Saw it on cable the other day. It was AMAZING. I couldn’t believe how bad it was. You know how some films just seem to be made to fulfill the worst stereotypes of their genre? Well, that’s “Black Moon,” a beautifully photographed film that has no brains at all. Louis Malle committed the film. No wonder he had to flee to America.
How does it compare to Last Year at Marienbad?
Was it BORING, too? And not even gratuitous nudity could save it? How about gratuitous politics? Did it have naked people spouting Marxist slogans until you wished they’d just put their clothes on and shut up?
OK, I’ll describe it and you decide. We start with a woman driving through a woodsy road at high speed. In the distance we hear artillery fire.

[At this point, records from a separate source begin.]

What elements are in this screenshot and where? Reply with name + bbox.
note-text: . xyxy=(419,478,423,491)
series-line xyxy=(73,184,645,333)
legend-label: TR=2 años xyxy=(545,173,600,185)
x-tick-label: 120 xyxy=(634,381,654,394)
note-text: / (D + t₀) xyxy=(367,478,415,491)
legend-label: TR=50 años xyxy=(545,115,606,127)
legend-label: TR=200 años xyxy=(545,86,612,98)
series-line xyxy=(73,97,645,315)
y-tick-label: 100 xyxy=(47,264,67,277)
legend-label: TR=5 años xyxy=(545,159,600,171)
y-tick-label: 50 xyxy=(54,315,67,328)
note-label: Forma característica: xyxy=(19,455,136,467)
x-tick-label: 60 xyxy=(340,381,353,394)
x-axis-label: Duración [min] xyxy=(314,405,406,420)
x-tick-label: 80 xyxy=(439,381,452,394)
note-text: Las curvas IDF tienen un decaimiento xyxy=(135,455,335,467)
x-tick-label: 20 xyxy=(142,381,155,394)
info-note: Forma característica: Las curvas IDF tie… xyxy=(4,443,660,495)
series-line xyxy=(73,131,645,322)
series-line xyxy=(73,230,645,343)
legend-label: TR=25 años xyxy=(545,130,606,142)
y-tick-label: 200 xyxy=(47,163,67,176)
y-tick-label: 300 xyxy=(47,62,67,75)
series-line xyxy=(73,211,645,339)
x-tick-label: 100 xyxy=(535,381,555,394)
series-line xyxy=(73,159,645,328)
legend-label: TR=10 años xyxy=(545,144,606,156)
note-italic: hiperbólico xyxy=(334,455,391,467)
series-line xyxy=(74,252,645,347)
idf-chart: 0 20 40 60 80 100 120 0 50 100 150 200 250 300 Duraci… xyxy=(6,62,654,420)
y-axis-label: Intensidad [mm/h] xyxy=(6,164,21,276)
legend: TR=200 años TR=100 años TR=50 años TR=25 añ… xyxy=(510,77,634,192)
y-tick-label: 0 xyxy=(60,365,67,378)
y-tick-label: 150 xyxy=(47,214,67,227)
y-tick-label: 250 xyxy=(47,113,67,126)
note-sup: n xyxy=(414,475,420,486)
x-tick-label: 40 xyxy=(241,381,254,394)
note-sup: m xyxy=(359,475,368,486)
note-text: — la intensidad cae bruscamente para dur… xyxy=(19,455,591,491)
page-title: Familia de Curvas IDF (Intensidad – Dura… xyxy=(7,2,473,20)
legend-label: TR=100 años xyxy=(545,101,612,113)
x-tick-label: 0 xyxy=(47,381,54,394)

She runs over a weasel or something for no reason, and when she gets out to look at it we see tht she’s dressed in a uniform and wearing a cap, so that she looks about as mannish as someone with her fine, delicate features and pretty eyes can. Which isn’t very.
She comes to a roadblock with an artillery piece on the road. A bunch of men in military uniforms are staffing it. She’s the only person at the roadblock. Before they get over to her, a couple of men drag out a bunch of prisoners and line them up at the roadside. The prisoners are all females in military uniforms. One of the guys kisses one of the prisoners. Then they gun the women down.
When the leader comes over to check out the women in the car (the protagonist, let’s call her Alice) he pulls off her cap and her long blonde hair spills out. Terrified, she drives through the roadblock with bullets whizzing around her, going right off the road.
She drives through woods and fields for a long time. Quite a long time. A very long time. (Only loooooove can pad the film? Not so.) She finally winds up somewhere where she can’t drive any further, so she gets out of the car and walks. She sees more people in uniform kicking and beating another person in uniform. I couldn’t tell if it was women beating up a male prisoner or vice versa. She’s frightened and continues on on foot.
She encounters a beast that looks like a shag carpet remnant with a horn stuck on it. It is a unicorn. It disappears. She finally comes to a farmhouse whose human inhabitants include a woman who rides a horse, a man who rides a horse, and a bunch of children who run around stark naked and yell a lot. Oh, and there’s this grandmother sort of person who tries to strangle Alice every time she gets within grabbing range, but she’s pretty much confined to a bed so she’s not so dangerous. Still, Alice gets strangled a surprising number of times. She finally lets the old lady suckle at her breasts so everything is OK between them, but that’s after several stranglings.
Alice has various adventures around the farm, involving such things as having difficulty reaching a large glass of milk, watching sheep being herded by naked children, and attending a feast. The also talks briefly with the shag carpet unicorn again, but it still isn’t saying anything useful. (There’s not much dialogue in this film, and none of it makes sense.)
The film does not so much end as peter out. There couldn’t really be an ending because once Alice got to the farmhouse, there was no story, just incidents. Dull ones, too.
Louis Malle knew his film didn’t make sense. He said it was a journey and invited viewers to suspend rationality and go along on the journey.
I think there are a LOT of filmmakers who would like viewers to do that.
I have a theory based on the fact that the farmhouse in the film was Mr. Malle’s place. I think he had a big wad of money and a commitment to make a film, but absolutely no creative ideas. So he made up some bullcrap about a war between men and women, kidnapped some children from the local orphanarium and had them run around naked, got an attractive but witless actress, and filmed them doing hijinks for a couple of days. The end. And his production costs are so low that even if the film tanks like a stone canary, he still makes a profit.
Sadly, some people see it as a wonderful coming of age story. I see it as a cynical turning of profit story.
I’ve never sat through “Last Year At Marienbad.” This does not mean it is more boring than “Black Moon” however. In order for me to sit through something as boring as either of these films, special conditions have to exist. It has to be on TV, and I have to be working at something fairly engaging on the computer so I won’t turn the channels, but not so engaging that I completely ignore the film. This has only happened a few times in my life. I admit, though, I deliberately stuck with Black Moon because I realized early on it might be a truly horrible film I could mock with glee.
The brilliance of this sentence cannot be overstated. I imagine walking into a room and overhearing that being the last thing said in a conversation before everyone stops talking and stands around uncomfortably.
I’m dying to see this film, mainly based on this quote from IMDB
Sounds like art to me :dubious: :dubious: :dubious:
Oh, yeah, there’s a scene where her panties keep falling off. Real Art Frahm stuff. To wit:
If you want impenetrable free-form Euro art-house, can I recommend Jacques Rivette’s four hour long meditation on the process of artistic creation La Belle Noiseuse. Nothing much happens, but Emmanuelle Beart does spend much of the film naked in a series of bendy poses.
I believe that one critic once compared European art film to a $30 haute cuisine dinner consisting of a half-dollar size serving of meat on a piece of lettuce and a crouton: “refined, but not very satisfying”.
I just saw Children of Men. I’ll assume Black Moon is worse, but it can’t be by much.